The annual cycles of plants growing up then dying back, rising and falling, is determined by the sun drawing the plants upwards...

The benefit from such elevation is improved access to sunlight, improved exposure to wind for pollination and seed dispersal and improved visibility and accessibility to pollinating insects and fruit eating creatures such as birds and humans. There is simply more space when a plant is up; flat ground has only one plane of surface area but by moving upwards, the potential surface area of a plant greatly increases, especially as it branches out. From a small exit point from the soil, emerges an entity which then goes on to present maybe square metres of surface to the sun's light to convert it into food. At the same time, the branches and stems are able to hold out flowers both to a community of bees and other pollinating insects and to wind from every angle; wind carries scents attractive to insects where coloured flowers have failed to do so, and also pollen for wind pollinating plants.

But its up towards the sun, for all our plants, until the peak of summer comes, which is around about now.
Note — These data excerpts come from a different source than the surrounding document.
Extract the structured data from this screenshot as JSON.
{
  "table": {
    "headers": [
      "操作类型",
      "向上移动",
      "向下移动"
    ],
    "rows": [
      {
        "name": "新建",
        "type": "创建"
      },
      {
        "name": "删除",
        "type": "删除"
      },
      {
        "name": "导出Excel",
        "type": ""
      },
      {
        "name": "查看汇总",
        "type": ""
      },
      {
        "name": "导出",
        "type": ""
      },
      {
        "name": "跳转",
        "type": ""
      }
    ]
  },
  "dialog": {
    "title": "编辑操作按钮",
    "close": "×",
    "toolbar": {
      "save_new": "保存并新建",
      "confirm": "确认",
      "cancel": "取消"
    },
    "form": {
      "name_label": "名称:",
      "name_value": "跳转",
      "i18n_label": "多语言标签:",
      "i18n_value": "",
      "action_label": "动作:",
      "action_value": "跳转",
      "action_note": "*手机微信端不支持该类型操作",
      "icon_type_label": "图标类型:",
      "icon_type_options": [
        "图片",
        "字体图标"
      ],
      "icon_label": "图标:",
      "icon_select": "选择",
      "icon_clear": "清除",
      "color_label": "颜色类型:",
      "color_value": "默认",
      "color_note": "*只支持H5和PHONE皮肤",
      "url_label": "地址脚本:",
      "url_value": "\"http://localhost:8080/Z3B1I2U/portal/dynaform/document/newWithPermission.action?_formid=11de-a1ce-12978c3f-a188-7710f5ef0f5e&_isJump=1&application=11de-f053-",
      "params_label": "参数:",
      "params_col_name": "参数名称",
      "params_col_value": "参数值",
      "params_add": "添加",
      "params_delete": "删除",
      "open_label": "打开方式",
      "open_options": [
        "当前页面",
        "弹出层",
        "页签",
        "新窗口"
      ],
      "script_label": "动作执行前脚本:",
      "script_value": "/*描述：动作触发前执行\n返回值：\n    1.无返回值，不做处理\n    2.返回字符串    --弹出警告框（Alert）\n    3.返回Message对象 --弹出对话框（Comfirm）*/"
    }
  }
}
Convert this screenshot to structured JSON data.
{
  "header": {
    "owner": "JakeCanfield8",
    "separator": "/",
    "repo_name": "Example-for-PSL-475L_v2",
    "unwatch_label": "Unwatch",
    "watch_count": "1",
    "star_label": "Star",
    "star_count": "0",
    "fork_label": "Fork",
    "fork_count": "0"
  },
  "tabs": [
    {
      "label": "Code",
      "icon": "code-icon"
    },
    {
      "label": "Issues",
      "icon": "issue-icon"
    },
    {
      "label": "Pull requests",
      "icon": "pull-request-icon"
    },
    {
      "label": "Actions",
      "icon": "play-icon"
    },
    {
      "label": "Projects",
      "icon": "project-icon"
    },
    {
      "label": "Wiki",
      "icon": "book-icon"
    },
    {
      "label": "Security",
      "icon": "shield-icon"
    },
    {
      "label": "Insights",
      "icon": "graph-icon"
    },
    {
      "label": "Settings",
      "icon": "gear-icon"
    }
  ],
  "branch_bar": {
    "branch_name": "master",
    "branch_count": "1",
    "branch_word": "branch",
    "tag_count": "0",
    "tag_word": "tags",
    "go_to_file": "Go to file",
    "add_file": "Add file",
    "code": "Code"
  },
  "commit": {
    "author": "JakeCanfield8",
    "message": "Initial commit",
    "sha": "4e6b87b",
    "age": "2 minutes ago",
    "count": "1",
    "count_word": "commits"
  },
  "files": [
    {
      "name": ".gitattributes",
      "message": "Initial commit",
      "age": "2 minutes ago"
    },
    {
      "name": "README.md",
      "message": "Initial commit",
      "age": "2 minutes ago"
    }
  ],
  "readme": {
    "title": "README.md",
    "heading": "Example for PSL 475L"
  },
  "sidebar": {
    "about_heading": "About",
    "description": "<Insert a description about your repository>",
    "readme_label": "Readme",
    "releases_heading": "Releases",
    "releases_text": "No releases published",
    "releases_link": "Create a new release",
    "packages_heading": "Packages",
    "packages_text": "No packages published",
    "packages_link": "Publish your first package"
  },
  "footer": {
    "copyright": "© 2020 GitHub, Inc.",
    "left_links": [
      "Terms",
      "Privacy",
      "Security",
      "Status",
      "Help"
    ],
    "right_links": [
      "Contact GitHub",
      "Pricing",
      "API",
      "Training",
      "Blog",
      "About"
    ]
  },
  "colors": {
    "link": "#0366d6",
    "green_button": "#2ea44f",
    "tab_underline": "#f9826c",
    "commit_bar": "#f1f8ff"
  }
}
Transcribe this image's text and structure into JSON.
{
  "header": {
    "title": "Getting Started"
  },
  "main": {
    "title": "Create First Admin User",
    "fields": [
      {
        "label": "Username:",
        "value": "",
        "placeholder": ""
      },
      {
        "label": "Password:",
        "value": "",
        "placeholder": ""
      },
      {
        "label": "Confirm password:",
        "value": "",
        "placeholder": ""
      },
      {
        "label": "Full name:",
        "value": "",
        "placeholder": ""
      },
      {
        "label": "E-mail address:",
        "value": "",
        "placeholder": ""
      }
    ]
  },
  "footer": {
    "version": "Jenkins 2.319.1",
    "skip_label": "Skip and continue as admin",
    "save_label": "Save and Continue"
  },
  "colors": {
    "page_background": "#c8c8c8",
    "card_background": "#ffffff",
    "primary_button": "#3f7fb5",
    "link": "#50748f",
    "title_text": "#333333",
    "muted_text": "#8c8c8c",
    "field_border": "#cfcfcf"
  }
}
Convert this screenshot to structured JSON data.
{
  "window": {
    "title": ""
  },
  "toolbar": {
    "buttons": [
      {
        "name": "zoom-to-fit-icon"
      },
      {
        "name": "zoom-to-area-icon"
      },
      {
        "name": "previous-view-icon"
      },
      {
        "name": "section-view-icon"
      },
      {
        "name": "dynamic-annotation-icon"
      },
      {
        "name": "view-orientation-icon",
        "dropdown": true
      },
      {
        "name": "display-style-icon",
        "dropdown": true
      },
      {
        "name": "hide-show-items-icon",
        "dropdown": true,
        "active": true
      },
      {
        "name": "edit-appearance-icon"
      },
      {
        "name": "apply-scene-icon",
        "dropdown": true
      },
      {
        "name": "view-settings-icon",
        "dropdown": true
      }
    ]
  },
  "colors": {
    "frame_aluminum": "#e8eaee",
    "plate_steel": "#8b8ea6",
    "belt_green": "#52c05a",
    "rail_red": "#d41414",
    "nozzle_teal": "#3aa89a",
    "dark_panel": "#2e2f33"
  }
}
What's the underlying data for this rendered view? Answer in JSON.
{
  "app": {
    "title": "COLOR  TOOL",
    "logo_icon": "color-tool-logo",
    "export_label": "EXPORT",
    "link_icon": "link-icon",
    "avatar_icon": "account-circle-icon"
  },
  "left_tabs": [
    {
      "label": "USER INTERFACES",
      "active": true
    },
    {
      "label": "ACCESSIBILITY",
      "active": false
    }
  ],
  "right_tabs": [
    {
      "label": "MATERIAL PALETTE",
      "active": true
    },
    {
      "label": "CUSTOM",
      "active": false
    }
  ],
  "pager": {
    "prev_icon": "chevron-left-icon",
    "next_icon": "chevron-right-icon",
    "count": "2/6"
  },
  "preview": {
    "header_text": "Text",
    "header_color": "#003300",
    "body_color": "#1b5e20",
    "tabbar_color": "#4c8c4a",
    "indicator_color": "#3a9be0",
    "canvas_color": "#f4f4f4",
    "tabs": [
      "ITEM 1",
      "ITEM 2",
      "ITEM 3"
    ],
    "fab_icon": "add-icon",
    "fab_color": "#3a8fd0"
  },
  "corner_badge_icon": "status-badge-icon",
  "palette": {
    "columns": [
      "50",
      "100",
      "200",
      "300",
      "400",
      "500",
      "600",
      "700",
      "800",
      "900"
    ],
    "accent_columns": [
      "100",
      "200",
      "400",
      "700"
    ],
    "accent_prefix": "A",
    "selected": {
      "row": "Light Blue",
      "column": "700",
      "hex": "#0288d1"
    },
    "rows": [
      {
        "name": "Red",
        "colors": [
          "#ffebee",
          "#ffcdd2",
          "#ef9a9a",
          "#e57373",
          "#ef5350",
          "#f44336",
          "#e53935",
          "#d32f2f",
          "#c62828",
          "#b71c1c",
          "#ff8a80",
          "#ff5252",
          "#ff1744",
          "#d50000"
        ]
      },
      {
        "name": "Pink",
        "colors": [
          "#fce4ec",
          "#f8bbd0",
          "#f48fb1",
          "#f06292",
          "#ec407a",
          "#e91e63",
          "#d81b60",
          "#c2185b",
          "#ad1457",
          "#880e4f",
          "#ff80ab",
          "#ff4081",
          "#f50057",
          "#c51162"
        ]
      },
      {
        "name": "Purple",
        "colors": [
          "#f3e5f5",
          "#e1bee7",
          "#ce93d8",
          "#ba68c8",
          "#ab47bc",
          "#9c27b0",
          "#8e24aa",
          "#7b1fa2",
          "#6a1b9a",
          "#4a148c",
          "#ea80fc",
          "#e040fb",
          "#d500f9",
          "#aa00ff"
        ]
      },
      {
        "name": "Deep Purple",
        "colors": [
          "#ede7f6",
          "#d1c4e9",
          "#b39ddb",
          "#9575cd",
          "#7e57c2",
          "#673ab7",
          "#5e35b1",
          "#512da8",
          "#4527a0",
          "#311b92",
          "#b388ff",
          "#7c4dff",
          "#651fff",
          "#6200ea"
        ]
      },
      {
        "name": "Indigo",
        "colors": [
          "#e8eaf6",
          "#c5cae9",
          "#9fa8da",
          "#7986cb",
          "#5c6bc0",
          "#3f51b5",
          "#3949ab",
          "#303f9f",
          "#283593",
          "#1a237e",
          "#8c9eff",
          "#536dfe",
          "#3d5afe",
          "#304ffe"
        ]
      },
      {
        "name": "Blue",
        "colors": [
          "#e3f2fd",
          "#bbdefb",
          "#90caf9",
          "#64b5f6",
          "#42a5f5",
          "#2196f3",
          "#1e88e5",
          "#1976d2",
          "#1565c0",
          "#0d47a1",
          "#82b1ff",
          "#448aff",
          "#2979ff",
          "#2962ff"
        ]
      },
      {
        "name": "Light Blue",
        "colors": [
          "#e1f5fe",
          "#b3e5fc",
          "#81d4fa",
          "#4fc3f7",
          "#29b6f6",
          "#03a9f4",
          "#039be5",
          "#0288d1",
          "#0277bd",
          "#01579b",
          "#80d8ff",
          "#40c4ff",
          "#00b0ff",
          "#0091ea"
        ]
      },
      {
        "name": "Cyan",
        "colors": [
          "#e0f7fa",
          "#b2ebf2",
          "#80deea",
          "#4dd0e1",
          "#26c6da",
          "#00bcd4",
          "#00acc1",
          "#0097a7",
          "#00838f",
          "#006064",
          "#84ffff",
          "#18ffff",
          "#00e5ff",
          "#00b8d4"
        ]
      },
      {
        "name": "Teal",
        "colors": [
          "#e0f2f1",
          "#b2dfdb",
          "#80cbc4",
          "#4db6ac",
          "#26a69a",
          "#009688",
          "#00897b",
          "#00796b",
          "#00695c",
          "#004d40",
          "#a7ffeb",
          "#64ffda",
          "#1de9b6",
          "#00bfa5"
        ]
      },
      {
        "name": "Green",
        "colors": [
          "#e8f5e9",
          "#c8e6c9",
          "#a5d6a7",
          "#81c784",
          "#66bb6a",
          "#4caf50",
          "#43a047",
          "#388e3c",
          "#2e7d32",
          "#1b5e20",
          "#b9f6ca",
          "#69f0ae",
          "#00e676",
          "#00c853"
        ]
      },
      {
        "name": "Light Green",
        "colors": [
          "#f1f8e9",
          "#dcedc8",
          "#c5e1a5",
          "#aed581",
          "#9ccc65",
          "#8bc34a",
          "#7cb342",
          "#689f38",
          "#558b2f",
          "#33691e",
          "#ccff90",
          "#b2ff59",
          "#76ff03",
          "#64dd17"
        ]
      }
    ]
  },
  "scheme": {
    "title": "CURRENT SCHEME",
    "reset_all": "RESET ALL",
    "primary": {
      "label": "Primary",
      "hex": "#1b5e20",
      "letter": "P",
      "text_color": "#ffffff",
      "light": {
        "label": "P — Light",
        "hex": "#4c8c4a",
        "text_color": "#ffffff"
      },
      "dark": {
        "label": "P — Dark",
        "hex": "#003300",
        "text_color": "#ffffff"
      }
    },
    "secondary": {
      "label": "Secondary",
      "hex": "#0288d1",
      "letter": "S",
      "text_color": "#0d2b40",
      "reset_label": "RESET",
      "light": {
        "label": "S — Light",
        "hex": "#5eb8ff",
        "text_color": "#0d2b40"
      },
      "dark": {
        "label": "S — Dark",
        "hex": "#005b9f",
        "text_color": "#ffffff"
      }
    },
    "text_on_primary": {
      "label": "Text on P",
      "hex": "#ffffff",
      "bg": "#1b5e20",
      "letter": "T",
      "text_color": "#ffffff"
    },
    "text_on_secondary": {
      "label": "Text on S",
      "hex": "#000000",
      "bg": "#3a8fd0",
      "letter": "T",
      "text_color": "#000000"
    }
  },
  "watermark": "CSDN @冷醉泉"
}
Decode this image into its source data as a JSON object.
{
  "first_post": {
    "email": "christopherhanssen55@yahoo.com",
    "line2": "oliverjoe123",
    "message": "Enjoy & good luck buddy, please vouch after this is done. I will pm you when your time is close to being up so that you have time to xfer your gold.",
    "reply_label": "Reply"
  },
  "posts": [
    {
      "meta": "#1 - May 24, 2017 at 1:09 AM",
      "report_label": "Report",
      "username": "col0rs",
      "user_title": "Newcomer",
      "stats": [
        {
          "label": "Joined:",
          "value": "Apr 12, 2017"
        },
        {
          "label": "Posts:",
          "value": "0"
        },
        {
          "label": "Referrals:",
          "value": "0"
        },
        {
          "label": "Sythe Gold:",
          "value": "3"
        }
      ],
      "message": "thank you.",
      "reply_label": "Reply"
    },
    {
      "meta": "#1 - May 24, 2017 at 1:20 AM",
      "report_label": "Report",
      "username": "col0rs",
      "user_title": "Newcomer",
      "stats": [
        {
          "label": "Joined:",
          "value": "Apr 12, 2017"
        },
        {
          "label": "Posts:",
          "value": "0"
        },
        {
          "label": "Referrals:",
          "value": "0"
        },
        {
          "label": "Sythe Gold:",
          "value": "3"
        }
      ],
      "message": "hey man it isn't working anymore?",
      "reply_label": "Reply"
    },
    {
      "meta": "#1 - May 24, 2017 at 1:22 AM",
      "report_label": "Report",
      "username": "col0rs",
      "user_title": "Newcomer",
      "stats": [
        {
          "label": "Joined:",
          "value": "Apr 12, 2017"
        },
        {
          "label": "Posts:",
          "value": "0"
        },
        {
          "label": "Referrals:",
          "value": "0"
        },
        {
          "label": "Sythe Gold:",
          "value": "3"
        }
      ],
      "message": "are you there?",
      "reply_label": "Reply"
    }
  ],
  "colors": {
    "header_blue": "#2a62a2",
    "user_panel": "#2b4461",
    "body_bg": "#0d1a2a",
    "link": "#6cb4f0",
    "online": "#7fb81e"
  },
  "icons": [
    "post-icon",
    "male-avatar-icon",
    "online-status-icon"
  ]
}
Hogweed, meadowsweet, wild carrot, mugwort and wild fennel are nearly at their zenith, hogweed and wild carrot a few steps ahead, with their umbrellas (umbels) of white flowers now a major feature of the hedgerows; some hogweed plants having already reached maturity and turned to green seeds, but some plants still with flowers; fennel and mugwort buds are beginning to open.

Over the weeks we have followed the plants upwards, with the softness and sweetness of immature stems providing a delicious edible moment for us to participate in ... Now this moment has all but passed- it has certainly done so for plants whose stems we ate many weeks back such as dock, smooth sow thistle, wild chervil, and alexanders, whose seeds are now fully formed. There is still a bit of tender meristem beneath buds and just-opening flowers, who have not yet reached their destination of full elevation. But on the whole, fibrous vascular bundles- tubes of lignin which carry water- now replace the sweet meristem flesh of stems on the rise, to hold the flowers and then seeds aloft, their flexible rigidity making the whole plants able to dance with the wind without being bent or broken.

The meristem properties of tenderness and sweetness are now transferred to opening buds and flowers and will shortly reappear in unripe seeds for some plants and ripened fruit for others. Fruit or seeds need to be held up to the sun for ripening purposes. Once fully formed and ripened, plants begin their decent again, as seeds and fruit are either plucked and eaten, for seeds to be spat or pooed out elsewhere, blown away by the wind or else simply falling to the ground where the plant stands. Annual and perennial plants also descend, at varying speeds, as they die back and decay and some seeds may descend still attached to the parent plants. Dead stems of hogweed for example may make it into next summer, still with some seeds attached, in places more sheltered and less walked upon. But much as they might buck the trend of the mass of green growth every year, which simply dies down in the autumn, (leaves from trees also)- down they eventually go.

Time lapse photography- or your memory and imagination- reveals an ebb and flow of growth and decay, falling and rising through the seasons. You can imagine it like a tide of greens and browns, greening on the upward flow and browning on the downward ebb. Right now is high tide. The embodied energy of the sun in plant tissues is at its peak, but still straining upwards to its source, to catch the summer light.